Occupancy almost reached 30 percent in May, and at 26.6 percent was a 7.4-percentage-point increase compared to April. And even though this is still 43.6 percentage points below May 2019 numbers, it’s the first time since February that occupancy has placed above 25 percent in the region. This rise in volume drove the 39.5 percent month over month surge in RevPAR. Further contributing to the top-line, F&B revenue per available room was up by 89.8 percent month over month, resulting in a much needed 48.1 percent month over month expansion of TRevPAR.
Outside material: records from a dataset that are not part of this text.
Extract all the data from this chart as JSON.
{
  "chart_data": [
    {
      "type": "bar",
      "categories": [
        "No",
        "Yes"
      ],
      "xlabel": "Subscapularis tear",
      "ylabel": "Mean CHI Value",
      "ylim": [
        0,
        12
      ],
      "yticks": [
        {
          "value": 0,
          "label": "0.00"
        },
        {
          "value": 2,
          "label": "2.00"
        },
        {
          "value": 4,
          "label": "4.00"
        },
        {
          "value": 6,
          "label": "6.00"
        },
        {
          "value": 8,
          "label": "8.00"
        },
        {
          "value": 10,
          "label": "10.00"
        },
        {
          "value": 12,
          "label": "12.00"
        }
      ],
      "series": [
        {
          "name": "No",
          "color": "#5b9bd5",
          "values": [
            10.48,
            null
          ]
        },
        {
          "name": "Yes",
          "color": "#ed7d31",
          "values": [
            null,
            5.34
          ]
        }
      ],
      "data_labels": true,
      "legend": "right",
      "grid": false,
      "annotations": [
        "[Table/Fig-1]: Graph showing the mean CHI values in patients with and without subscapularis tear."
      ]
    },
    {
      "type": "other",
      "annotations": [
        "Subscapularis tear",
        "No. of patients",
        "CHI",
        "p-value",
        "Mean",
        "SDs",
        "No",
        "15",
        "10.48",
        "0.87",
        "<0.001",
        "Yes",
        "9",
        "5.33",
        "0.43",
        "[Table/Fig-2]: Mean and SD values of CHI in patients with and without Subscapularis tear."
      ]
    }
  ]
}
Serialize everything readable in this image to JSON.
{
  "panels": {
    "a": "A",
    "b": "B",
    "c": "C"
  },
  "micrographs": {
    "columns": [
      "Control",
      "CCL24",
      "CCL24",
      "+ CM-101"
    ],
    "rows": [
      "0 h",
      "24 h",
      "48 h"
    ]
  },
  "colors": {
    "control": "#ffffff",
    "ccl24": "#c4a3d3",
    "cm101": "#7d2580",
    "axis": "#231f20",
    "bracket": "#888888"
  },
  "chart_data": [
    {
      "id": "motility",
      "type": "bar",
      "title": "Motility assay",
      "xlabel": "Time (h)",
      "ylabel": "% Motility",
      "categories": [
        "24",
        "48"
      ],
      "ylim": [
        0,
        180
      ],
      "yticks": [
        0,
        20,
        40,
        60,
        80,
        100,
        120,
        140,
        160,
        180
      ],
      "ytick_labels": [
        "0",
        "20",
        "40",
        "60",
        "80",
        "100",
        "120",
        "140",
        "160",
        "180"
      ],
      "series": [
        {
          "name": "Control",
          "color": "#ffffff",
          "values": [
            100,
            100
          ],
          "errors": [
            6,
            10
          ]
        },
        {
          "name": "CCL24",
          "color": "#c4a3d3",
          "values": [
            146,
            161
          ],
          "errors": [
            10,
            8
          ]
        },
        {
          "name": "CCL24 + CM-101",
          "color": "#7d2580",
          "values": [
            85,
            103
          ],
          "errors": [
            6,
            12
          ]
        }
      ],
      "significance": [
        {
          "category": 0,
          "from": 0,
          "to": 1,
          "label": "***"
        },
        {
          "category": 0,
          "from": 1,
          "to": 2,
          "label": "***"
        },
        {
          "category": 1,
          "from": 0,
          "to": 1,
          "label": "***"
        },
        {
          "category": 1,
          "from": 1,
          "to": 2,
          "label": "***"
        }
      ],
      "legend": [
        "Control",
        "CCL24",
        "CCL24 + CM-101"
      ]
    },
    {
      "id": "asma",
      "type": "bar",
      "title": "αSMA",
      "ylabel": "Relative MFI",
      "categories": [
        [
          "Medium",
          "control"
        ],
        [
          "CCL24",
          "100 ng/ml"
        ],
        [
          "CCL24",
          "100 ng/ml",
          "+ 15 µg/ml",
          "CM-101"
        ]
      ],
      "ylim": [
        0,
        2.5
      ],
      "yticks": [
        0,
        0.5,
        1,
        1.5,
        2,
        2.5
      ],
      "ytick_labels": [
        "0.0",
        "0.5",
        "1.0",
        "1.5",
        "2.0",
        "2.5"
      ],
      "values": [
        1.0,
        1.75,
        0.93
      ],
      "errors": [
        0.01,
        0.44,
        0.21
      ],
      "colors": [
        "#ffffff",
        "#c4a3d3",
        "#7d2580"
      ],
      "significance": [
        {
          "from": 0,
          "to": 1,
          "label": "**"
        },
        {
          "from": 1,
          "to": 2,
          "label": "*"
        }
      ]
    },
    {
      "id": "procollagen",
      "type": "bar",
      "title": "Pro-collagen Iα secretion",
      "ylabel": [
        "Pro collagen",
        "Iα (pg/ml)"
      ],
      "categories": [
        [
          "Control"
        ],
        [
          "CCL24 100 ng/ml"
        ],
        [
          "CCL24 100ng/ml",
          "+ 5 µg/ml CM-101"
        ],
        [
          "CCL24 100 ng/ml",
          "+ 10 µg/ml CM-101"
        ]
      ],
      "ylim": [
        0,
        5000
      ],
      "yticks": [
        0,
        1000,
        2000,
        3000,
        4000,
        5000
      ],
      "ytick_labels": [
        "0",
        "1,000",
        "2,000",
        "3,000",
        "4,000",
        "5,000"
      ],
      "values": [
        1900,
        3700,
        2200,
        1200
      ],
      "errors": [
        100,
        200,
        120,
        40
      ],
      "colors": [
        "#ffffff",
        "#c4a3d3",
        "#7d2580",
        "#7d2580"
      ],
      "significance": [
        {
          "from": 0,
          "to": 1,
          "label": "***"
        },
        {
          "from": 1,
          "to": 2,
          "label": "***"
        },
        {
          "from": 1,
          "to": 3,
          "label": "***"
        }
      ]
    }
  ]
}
Despite top-line growth, hoteliers in APAC were able to avoid cost creep and managed to reduce labor costs and overheads by 6.7 percent and 1.3 percent, respectively, on a month-over-month basis. As a result, profit conversion in May was recorded at -7.5 percent of total revenue, placing 43.4 percentage points above the previous month.
Middle East Momentum
May saw month-over-month jumps for the Middle East in both total revenue and profitability. RevPAR in the region dropped precipitously after February, and in May it hit $23.03, which, though 78.4 percent down from the same time a year ago, was up 5.9 percent over April, underpinned by a 5-percentage-point uptick in occupancy. Though occupancy was up during the month, average rate decreased 14.5 percent in May over April, a sign that hoteliers in the region are resigned to sacrifice rate in order to build back occupancy.
TRevPAR grew 10.5 percent in the month over the month previous, bolstered by food-and-beverage revenue, which saw a 25 percent month-over-month increase.
Expenses continued to fall, including labor and total overheads, down 50.6 percent and 50.5 percent year over year, respectively. Meanwhile, on a month-over-month basis, labor and overheads costs were relatively static, a sign of an industry balancing out amid a slow return to normalcy.
After breaking even in March, GOPPAR fell into negative territory in months thereafter. While May remained negative in dollar amount, it was 20 percent better than April. It’s still down 120.8 percent year over year.
News that Saudi Arabia will only allow around 1,000 pilgrims residing in the kingdom to perform the Hajj in July will be a huge blow to the Middle East’s overall numbers. Some 2.5 million pilgrims from around the world visit the cities of Mecca and Medina annually for the week-long ritual scheduled to begin in late July.
Profit margin was up 13 percentage points in May over April to -34.8 percent of total revenue.